Jail Time a Real Attention-Getter in New Ethics Bill
With President Bush set to sign a comprehensive ethics reform bill as soon as this week, lobbyists are scrambling to understand the sweeping scope of a measure they spent most of the year hoping would simply go away.
Most worrisome for lobbyists: criminal penalties on top of complicated new disclosure requirements. For the first time ever, stepping outside the lines could mean up to five years in jail.
In particular, K Street outfits are struggling with a requirement that an individual in every organization must certify that nobody in that group violated strict new gift and travel rules.
For companies and large trade associations, the requirement forces one person to accept legal responsibility for potentially thousands of others, since the gift and travel restrictions apply across the board, not just to registered lobbyists.
Ethics compliance experts are packing their schedules with briefings to educate lobbyists on the rules. And they are helping groups develop accounting systems to protect those who certify disclosure reports.
“Everybody needs to know what’s coming and realize it’s not just for somebody else,” said Cleta Mitchell, an ethics expert and partner at Foley & Lardner. “People have to understand the nuances and the fine print.”
The law will require lobbyists to file disclosure reports quarterly, twice as often as now. And every six months, they need to file an additional report detailing their political contributions and payments to any outside group affiliated with a Member of Congress.
Adding to the confusion about the extra reporting, lobbyists have to negotiate staggered effective dates for different portions of the reform package.
For example, while a House gift ban has been in force all year, the prohibition will only take effect in the Senate upon enactment of the law.
The criminal penalty for violating the law takes effect on both sides of the Capitol once the bill is signed, but lobbyists will only have to certify they have followed the new rules beginning Jan. 1, 2008 — in a quarterly report they will file months later.
Ethics experts said in contrast to past years, when lobbying disclosure violations were rarely referred for federal prosecution, and even more rarely punished — a 2006 report found that despite hundreds of referrals over the course of a decade, only three firms had paid fines to settle cases — the new law will have teeth. That’s because while the Lobbying Disclosure Act cloaked its enforcement provisions in secrecy, under the new law, the Clerk of the House and the Secretary of the Senate will have to publicly disclose how many violators they refer for federal prosecution. The Justice Department, in turn, will have to disclose how many cases it is pursuing.
Further, the law charges the General Accountability Office with conducting spot audits of disclosure reports to make sure sloppy or false filings don’t fall through the cracks.
With plenty to sort out and much at stake, lawyers in the business of keeping lobbyists on the right side of the law said they expect to be explaining the new regime for months to come.

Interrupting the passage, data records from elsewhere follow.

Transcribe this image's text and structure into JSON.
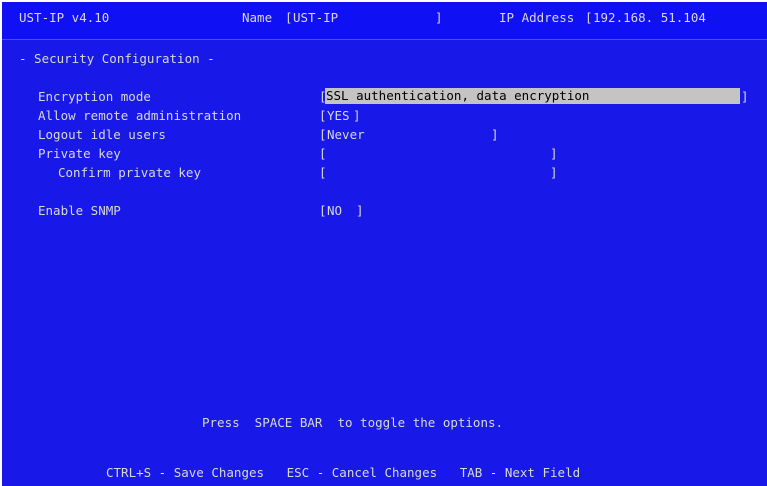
{
  "header": {
    "product": "UST-IP v4.10",
    "name_label": "Name",
    "name_value": "UST-IP",
    "ip_label": "IP Address",
    "ip_value": "192.168. 51.104"
  },
  "section_title": "- Security Configuration -",
  "fields": {
    "encryption_mode": {
      "label": "Encryption mode",
      "value": "SSL authentication, data encryption"
    },
    "allow_remote": {
      "label": "Allow remote administration",
      "value": "YES"
    },
    "logout_idle": {
      "label": "Logout idle users",
      "value": "Never"
    },
    "private_key": {
      "label": "Private key",
      "value": ""
    },
    "confirm_key": {
      "label": "Confirm private key",
      "value": ""
    },
    "enable_snmp": {
      "label": "Enable SNMP",
      "value": "NO"
    }
  },
  "brackets": {
    "open": "[",
    "close": "]"
  },
  "hint": "Press  SPACE BAR  to toggle the options.",
  "footer": "CTRL+S - Save Changes   ESC - Cancel Changes   TAB - Next Field",
  "colors": {
    "background": "#1818e8",
    "header_bg": "#1010f4",
    "text": "#d8d8d8",
    "highlight_bg": "#c4c4c4",
    "highlight_text": "#000000"
  }
}
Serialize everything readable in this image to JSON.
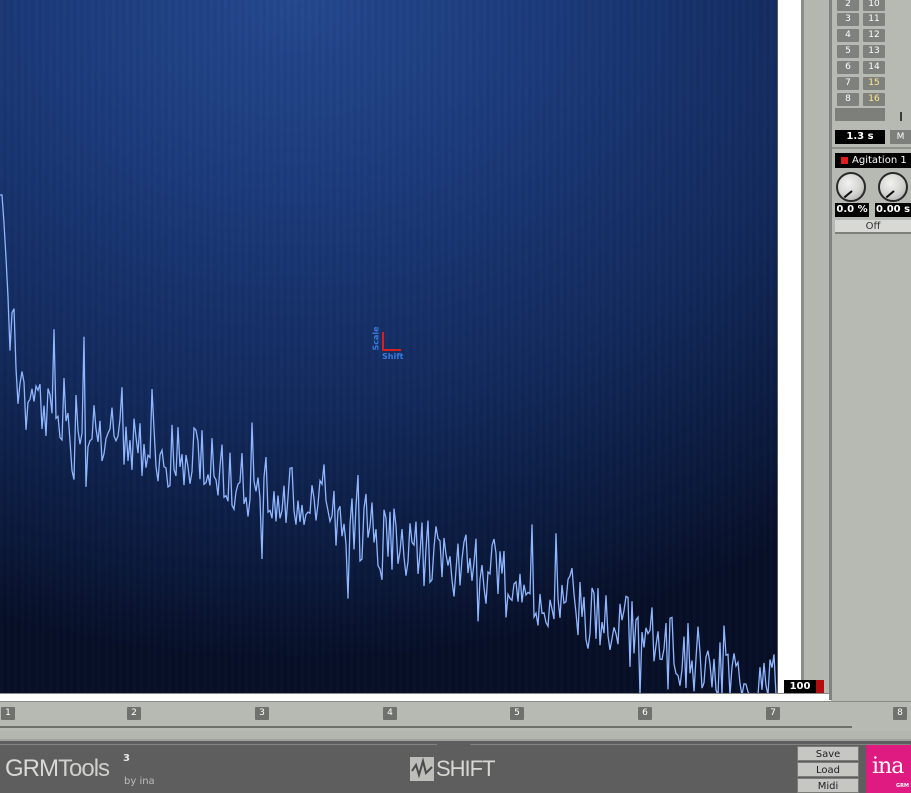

On Monday, Ken Gross, an ethics expert with the firm Skadden, Arps, Slate, Meagher & Flom, gave briefings on the reform package at 10 a.m., 10:30, 12:30 p.m., 3 and 4.
Marc Elias, an ethics and election lawyer with Perkins Coie, compared the crush of interest in the law to the compliance headaches that multiplied in 2003 after the Bipartisan Campaign Reform Act took effect.
“For lobbyists and companies that have them, it’s a significant change in the way they do business,” he said.
K Streeters are beginning to register that fact.
As lawmakers lurched through the reform debate this year, many downtown brushed off proposed changes as incidental. But with President Bush in recent days signaling he will sign the bill despite misgivings, lobbyists from groups large and small are preparing to get versed in the new order.
Officials with the National Association of Realtors already have briefed the government affairs team on the bill and instructed them to operate as though all its provisions were already in force, a spokeswoman said.
Lobbyists for the National Association of Manufacturers will get up to speed this month, spokesman J.P. Fielder said. “This is something we take very seriously, and we’re very committed to remaining in compliance with the laws,” he said.
Consistently one of the top corporate spenders on lobbying, AT&T started briefing its sprawling team last week and has several more two-hour sessions planned to ensure both state and federal lobbyists know the ins and outs of the law, spokeswoman Claudia Jones said.
She said the company has a compliance expert on staff to answer any questions as they come up. That’s a luxury not available to scores of boutique shops and solo practitioners downtown.
To assist smaller operations, the American League of Lobbyists is planning a series of training seminars that will kick off later this month. Brian Pallasch, the league’s president, said the group will post information about the new rules online and may compile a compliance guide or set up a process to give lobbyists access to ethics experts.
Julie Chlopecki, partner at a smaller firm called Xenophon Strategies, said she has been discussing the new rules with her colleagues for months. The firm plans to convene a closed-door session on the rules this month. “It’s the most important thing I’m going to do in the next couple of weeks,” Chlopecki said. “We’re prepared to do whatever it takes. Hopefully that won’t mean spending thousands of dollars. But if it does, we’ll do it.”